VoV’s Facebook page has posted testimony from people claiming conversion therapy is effective or who have otherwise claimed to have changed their sexual orientation. It has also highlighted the work of conversion therapists and programs, as well as pro-conversion therapy conferences and webinars.
Here are some of the posts on VoV’s page that may violate Facebook’s new policy banning content promoting conversion therapy:
Restored Hope Network
The Restored Hope Network is a coalition of associated ministries around the country that promote and practice conversion therapy. The group says it rejects the term “conversion therapy” but promotes the practice instead using euphemisms like “change allowing counseling.” The group has an active Facebook page that regularly shares posts supporting the practice.
The page’s mission statement says the group is “dedicated to restoring hope to those broken by sexual and relational sin especially those impacted by homosexuality.” Restored Hope Network also hosts annual conferences around the country about conversion therapy.

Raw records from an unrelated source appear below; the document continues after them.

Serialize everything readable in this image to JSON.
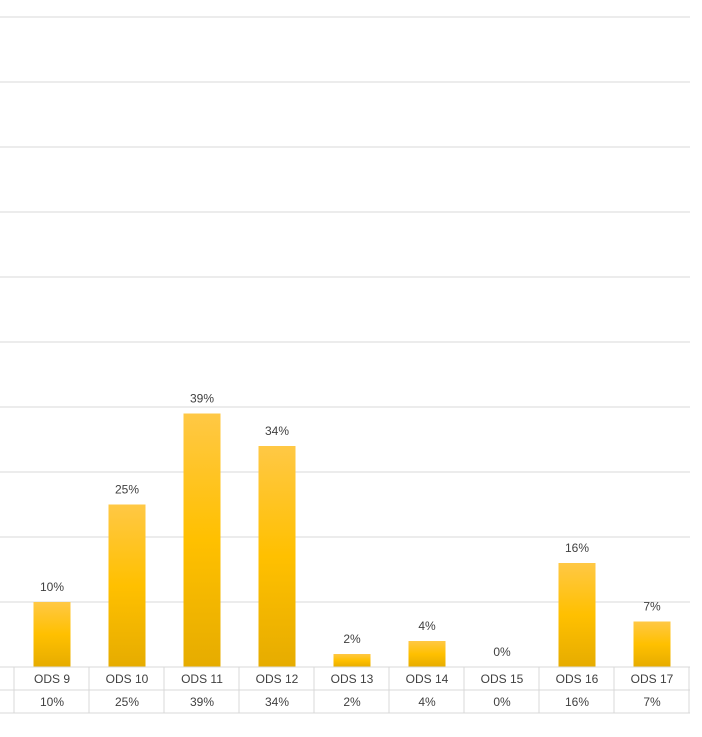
{
  "chart_data": {
    "type": "bar",
    "categories": [
      "ODS 9",
      "ODS 10",
      "ODS 11",
      "ODS 12",
      "ODS 13",
      "ODS 14",
      "ODS 15",
      "ODS 16",
      "ODS 17"
    ],
    "values": [
      10,
      25,
      39,
      34,
      2,
      4,
      0,
      16,
      7
    ],
    "value_labels": [
      "10%",
      "25%",
      "39%",
      "34%",
      "2%",
      "4%",
      "0%",
      "16%",
      "7%"
    ],
    "table_values": [
      "10%",
      "25%",
      "39%",
      "34%",
      "2%",
      "4%",
      "0%",
      "16%",
      "7%"
    ],
    "ylim": [
      0,
      50
    ],
    "unit": "%",
    "grid": true,
    "colors": {
      "bar_top": "#FFC845",
      "bar_mid": "#FFC000",
      "bar_bottom": "#E6AC00",
      "grid": "#D9D9D9",
      "text": "#404040"
    }
  }
}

On July 14, the group’s Facebook page responded to the platform’s ban on conversion therapy content by asking for supporters to give the group their contact information for use in the event that Facebook removed the page.
The page has posted testimonies of people who claim to have changed their sexual orientation or gender identity. It has also promoted conversion therapy and “ex-gay” retreats, conferences, and webinars, as well as a conversion therapy website that claims to equip “the church to redemptively minister to those who are trapped in sexual sin and brokenness.”
Here are some posts on Restored Hope Network’s page that may violate Facebook’s new policy banning content that promotes conversion therapy:
International Federation for Therapeutic and Counselling Choice
International Federation for Therapeutic and Counselling Choice (IFTCC) is a worldwide network of conversion therapy practitioners. According to its website, the group was “set up to offer people high-quality, professional and discreet support,” and it exists “to help anyone experiencing unwanted relational and sexual behaviours, attractions and patterns.” Its Facebook page uses similar language to promote conversion therapy, claiming that IFTCC “exists to support dedicated providers of services to individuals seeking change of their unwanted relational and sexual behaviours, attractions and patterns.”
On Facebook, IFTCC’s page has quoted conversion therapy practitioner Julie Hamilton and shared a quote from someone who claims they “do not want to engage in the gay life anymore,” with IFTCC writing, “People change and that’s a fact!” It has also shared several posts that suggest people are not innately LGBTQ.